I woke up this morning with a pounding headache. My little Emily asked, “Mama, why do you have a headache?” I explained to her that I get headaches due to a number of causes…low humidity, stress, sleeping with too many pillows or with my head in the wrong position, and if I have too much chocolate or caffeine.

I couldn’t tell you what the reason was today. There was low humidity, but hubby got the humidifiers all pumping away this morning. I fell asleep with two pillows instead of one under my head and I’ve had more than my fair share of stress recently. So who knows?

In any case, I couldn’t bring myself to eat until the pain subsided to a manageable level (about 1/2 an hour ago) and I fixed bacon and eggs and sat down to eat breakfast while I continued to read Stephen King’s “On Writing.”

Something he said, or perhaps my emotional state, which is often threadbare when I am in pain, brought the tears to my eyes.

He wrote, “You must not come lightly to the blank page.”

As I write this, I feel the tears and emotion gathering again. I know my brain is still hurting, and that makes me vulnerable, but I think that the words too are incredibly powerful. The concept of “not coming lightly” to your life or your life’s work strikes a chord deep inside.

In “Handed My Own Life” Annie Dillard writes that we “do what we do out of our private passion for the thing itself” which, to me, says much the same thing as King is relaying.

Approach your dreams with focus and intensity and dedication. This is not a test run, it is not a “gee, I guess I’ll try it”…this is your life!

What is it that you want from your life?

What is it that you want more than anything?

Close your eyes. Visualize it. Imagine yourself in the future you so desperately want.

You must not come lightly to that future.

Lately I’ve been thinking a lot about the road to Hardyville.

For those unfamiliar with the ‘road to Hardyville’ check out Claire Wolfe on Wikipedia.

There are a few quotes that I keep close to me, always with me or nearby, and Claire’s is one of them:

“You want to live in Hardyville? I’ll tell you the secret, then, that Hardyville is as real as it is imaginary…

How do you get there?
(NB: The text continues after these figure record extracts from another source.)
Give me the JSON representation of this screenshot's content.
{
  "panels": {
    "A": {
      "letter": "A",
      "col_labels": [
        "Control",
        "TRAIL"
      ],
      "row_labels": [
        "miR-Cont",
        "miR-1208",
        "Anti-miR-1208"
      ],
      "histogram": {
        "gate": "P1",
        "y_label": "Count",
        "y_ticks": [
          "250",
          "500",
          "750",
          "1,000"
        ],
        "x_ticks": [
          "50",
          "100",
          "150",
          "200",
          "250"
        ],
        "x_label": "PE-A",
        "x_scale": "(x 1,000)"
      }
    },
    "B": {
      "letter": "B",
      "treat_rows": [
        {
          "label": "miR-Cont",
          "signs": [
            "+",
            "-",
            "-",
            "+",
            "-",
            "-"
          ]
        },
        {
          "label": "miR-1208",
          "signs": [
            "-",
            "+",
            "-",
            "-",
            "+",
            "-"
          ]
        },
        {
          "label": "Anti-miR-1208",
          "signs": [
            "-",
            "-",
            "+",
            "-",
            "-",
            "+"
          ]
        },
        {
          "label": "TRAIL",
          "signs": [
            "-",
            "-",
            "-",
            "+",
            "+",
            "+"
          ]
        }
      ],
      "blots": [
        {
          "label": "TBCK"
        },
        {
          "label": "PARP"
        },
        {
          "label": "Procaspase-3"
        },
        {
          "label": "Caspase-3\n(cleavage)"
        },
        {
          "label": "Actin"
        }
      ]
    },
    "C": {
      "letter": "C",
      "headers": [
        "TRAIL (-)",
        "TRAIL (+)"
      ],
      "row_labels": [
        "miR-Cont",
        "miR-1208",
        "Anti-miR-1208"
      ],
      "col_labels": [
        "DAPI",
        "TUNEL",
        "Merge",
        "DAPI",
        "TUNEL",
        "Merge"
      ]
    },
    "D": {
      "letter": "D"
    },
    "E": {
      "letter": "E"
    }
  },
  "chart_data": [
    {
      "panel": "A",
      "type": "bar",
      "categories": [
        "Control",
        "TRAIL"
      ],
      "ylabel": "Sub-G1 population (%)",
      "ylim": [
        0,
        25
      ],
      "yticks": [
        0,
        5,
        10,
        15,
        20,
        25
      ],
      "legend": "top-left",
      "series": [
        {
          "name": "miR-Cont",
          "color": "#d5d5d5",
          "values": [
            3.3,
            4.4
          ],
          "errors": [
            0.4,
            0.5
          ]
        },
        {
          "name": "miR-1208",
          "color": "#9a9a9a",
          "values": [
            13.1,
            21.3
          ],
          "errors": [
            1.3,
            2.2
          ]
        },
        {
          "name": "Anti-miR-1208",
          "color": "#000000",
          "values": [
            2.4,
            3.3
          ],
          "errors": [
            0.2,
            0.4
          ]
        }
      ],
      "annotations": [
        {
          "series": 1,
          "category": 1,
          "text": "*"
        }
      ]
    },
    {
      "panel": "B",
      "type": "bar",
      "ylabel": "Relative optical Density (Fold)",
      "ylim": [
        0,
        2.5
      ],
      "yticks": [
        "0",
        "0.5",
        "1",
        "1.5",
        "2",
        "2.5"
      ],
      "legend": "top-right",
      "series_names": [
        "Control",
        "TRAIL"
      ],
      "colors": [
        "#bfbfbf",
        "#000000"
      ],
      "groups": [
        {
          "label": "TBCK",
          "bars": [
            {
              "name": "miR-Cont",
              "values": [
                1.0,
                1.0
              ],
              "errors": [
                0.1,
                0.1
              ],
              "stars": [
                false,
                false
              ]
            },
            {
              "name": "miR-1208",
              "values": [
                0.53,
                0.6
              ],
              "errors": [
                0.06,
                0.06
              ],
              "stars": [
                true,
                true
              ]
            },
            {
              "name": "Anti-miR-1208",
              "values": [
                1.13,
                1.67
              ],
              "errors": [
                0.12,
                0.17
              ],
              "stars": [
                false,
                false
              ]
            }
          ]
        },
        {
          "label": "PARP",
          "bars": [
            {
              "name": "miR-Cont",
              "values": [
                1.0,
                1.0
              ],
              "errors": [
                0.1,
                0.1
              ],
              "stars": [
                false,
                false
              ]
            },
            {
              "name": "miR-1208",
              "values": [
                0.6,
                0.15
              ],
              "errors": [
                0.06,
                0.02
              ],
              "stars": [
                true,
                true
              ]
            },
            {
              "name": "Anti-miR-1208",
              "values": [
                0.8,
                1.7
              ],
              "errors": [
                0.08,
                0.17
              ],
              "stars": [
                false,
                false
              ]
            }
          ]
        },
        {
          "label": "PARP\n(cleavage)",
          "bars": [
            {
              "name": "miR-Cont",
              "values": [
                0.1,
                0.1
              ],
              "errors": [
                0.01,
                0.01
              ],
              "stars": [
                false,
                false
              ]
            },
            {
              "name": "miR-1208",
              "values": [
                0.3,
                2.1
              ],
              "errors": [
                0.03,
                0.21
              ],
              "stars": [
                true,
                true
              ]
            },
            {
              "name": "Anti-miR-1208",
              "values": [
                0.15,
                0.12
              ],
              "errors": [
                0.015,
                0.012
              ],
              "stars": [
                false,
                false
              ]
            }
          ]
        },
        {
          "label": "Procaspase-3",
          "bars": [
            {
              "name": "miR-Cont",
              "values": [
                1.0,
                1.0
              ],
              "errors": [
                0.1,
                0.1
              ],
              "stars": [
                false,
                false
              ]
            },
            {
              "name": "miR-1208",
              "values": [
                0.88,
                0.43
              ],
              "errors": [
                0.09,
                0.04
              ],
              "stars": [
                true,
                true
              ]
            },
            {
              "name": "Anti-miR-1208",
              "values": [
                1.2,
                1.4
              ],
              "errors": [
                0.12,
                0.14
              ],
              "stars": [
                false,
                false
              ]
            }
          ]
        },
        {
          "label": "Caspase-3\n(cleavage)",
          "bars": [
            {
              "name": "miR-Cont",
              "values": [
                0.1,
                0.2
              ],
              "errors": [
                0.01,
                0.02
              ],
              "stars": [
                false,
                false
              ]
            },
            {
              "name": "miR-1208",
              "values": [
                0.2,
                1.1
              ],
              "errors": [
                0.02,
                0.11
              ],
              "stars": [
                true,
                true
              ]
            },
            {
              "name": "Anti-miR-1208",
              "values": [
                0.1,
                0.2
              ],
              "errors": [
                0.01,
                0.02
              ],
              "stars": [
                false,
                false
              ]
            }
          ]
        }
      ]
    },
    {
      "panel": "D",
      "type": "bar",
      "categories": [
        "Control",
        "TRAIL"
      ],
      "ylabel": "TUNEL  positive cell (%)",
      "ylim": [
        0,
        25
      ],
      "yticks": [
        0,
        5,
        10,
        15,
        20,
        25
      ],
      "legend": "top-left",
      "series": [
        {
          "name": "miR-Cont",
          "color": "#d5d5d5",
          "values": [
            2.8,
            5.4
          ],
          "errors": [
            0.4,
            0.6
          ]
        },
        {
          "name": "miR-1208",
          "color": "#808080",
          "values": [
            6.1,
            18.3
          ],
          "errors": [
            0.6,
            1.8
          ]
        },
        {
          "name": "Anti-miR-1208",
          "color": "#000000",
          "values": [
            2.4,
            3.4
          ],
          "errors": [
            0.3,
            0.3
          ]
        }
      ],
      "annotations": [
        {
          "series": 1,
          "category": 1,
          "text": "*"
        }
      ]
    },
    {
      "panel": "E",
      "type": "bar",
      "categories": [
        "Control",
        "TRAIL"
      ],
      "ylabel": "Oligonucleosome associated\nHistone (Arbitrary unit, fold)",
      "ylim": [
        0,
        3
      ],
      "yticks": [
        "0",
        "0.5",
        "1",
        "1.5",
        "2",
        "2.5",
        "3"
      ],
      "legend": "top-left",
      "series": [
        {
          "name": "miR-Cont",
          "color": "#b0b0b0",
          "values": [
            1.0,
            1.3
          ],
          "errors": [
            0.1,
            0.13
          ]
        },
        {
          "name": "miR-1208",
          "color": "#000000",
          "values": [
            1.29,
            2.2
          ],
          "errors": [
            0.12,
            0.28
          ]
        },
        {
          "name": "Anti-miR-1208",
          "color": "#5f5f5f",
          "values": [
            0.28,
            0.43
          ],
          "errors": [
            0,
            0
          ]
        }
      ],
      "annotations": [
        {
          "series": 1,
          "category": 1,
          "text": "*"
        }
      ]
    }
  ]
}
If you can’t find Lonelyheart Pass, you can start in the direction of Hardyville by thinking about the way you’re living now. Are you racing like a little maze-rat, just to keep yourself in fancy toys? … Are you living vicariously, via television? Do you choose to spend your days in a little gray cube? Is your mind in a little gray cube? … Have you put your kids in day care, soccer and gymnastics, more than in your life? Do you hate your life, but somehow never manage to take real steps to fix it? Are you using people — or being used by them — instead of having honest relationships? When it comes right down to it, do you choose convenience over independence? Do you choose the status quo over the uncertainties of happiness? Do your deeds fail to match your words, your hopes and your ideals?

Then you’re not on the road to Hardyville. If you want to be on the road to Hardyville, then turn around.”

Recently with the nation’s economy, and our own family’s personal financial woes, I have made a mental note to write out two very important questions and post them anywhere I can think of.

The first is in direct relation to our economic woes. When I am tempted to purchase something, I need to ask:

Is this item worth sacrificing my future freedom?

Because buying that “I gotta have it” instead of waiting and evaluating the need is the main reason we are in the situation that we are in personally as a family and also as a nation.

The second question I need to be asking is:

Am I on the road to Hardyville?

The concept of Hardyville is more than just a libertarian, ‘give me freedom or give me death’ rallying cry. It is about creating a life that you can live with, that you can find peace and happiness and satisfaction with. It is not a matter of geography, it is a matter of wellness, inside and out. You’ll know you have reached Hardyville when you have strong, deep relationships with friends and loved ones. When you can look in the mirror and like what you see.

Sometimes life can be overwhelming and you might think that you’ll never find the road to Hardyville. It’s easy to lose hope in the moment when you are stressed out. But Hardyville is waiting for you, accessible and possible. When you are ready, you will begin or resume the journey.